AVA is a project that provides audiovisual annotations of video for improving our understanding of human activity. Each of the video clips has been exhaustively annotated by human annotators, and together they represent a rich variety of scenes, recording conditions, and expressions of human activity. There are annotations for:
- Kinetics (AVA-Kinetics) - a crossover between AVA and Kinetics. In order to provide localized action labels on a wider variety of visual scenes, authors provide AVA action labels on videos from Kinetics-700, nearly doubling the number of total annotations, and increasing the number of unique videos by over 500x.
- Actions (AvA Actions) - the AVA dataset densely annotates 80 atomic visual actions in 430 15-minute movie clips, where actions are localized in space and time, resulting in 1.62M action labels with multiple labels per human occurring frequently.

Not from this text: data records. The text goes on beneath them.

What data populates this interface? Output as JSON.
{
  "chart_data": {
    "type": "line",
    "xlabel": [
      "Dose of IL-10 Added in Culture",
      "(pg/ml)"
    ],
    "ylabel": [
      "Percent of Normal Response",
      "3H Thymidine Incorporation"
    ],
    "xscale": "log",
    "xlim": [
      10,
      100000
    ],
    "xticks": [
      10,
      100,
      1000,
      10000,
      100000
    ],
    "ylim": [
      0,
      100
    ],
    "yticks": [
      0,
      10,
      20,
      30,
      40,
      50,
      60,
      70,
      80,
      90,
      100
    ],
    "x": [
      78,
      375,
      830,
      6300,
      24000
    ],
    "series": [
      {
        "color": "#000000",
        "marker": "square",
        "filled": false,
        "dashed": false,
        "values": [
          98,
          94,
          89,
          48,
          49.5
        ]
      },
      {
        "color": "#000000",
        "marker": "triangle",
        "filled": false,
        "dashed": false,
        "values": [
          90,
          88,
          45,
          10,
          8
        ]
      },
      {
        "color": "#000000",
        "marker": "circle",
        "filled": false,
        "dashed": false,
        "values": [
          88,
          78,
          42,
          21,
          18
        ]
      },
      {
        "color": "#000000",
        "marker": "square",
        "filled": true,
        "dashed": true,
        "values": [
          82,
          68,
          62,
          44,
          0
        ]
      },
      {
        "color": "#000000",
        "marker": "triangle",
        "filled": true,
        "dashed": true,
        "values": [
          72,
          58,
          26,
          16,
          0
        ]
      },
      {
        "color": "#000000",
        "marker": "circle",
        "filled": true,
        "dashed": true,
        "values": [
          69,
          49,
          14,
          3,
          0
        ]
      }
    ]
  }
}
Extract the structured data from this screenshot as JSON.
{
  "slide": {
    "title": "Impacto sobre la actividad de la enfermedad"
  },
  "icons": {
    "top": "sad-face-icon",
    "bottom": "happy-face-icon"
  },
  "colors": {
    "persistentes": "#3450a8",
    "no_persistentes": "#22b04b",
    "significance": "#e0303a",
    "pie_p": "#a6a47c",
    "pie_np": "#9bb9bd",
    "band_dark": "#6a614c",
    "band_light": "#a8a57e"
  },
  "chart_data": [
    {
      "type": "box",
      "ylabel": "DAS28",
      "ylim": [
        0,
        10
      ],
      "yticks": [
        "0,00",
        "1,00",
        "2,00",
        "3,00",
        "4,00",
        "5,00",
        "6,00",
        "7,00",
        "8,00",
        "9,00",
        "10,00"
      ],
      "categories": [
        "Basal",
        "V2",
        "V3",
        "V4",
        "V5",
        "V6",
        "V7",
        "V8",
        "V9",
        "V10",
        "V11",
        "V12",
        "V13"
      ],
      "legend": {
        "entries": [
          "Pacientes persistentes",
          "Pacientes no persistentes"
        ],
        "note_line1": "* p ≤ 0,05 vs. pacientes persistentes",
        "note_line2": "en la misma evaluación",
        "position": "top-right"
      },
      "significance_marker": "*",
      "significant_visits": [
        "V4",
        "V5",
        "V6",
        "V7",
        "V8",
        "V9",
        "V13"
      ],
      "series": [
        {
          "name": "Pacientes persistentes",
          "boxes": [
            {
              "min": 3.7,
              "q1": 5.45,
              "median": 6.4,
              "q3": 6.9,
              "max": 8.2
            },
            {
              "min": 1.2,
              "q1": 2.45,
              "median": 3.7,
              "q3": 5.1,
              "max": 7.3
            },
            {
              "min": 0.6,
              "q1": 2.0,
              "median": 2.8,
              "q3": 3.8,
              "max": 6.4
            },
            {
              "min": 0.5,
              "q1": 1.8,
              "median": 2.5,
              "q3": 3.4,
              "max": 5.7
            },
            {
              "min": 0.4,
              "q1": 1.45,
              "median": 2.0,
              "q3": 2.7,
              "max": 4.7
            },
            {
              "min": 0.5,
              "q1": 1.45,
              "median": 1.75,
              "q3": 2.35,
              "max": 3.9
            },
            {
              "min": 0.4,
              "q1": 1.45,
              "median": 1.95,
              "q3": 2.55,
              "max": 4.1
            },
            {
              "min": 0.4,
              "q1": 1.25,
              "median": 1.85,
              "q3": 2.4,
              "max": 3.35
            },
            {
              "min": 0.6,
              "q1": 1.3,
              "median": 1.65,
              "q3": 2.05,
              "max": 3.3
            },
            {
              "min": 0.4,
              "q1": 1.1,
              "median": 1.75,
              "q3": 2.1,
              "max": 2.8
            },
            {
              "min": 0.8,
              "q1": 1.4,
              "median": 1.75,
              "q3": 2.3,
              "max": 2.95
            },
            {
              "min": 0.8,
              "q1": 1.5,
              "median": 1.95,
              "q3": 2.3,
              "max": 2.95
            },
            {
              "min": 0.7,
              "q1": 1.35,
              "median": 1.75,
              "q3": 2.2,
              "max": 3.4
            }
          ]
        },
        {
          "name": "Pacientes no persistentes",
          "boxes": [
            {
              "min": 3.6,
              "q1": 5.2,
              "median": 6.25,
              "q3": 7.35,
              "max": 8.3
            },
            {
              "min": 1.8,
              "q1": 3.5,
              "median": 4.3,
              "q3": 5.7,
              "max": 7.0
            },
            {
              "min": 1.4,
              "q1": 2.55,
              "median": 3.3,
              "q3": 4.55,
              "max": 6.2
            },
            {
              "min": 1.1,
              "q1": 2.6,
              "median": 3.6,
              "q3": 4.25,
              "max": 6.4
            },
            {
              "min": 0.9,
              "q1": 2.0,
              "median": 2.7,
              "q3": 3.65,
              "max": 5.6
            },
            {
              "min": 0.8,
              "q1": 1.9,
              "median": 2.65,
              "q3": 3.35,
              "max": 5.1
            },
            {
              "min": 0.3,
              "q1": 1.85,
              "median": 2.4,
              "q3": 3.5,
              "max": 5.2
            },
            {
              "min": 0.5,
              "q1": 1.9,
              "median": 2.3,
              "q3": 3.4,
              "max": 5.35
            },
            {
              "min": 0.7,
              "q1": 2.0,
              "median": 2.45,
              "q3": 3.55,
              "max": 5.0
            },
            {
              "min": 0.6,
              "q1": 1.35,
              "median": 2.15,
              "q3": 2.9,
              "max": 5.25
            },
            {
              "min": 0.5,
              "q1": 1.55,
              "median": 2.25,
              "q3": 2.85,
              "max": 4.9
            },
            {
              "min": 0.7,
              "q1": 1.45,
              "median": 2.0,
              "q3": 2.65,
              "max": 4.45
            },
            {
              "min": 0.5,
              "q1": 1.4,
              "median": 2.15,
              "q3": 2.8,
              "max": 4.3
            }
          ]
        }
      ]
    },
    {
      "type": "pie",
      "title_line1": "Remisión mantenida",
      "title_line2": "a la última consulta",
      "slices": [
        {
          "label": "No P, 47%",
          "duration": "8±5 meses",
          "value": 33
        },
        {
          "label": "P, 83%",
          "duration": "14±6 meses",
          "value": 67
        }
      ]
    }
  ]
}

- Spoken Activity (AVA ActiveSpeaker, AVA Speech). AVA ActiveSpeaker: associates speaking activity with a visible face, on the AVA v1.0 videos, resulting in 3.65 million frames labeled across ~39K face tracks. AVA Speech densely annotates audio-based speech activity in AVA v1.0 videos, and explicitly labels 3 background noise conditions, resulting in ~46K labeled segments spanning 45 hours of data.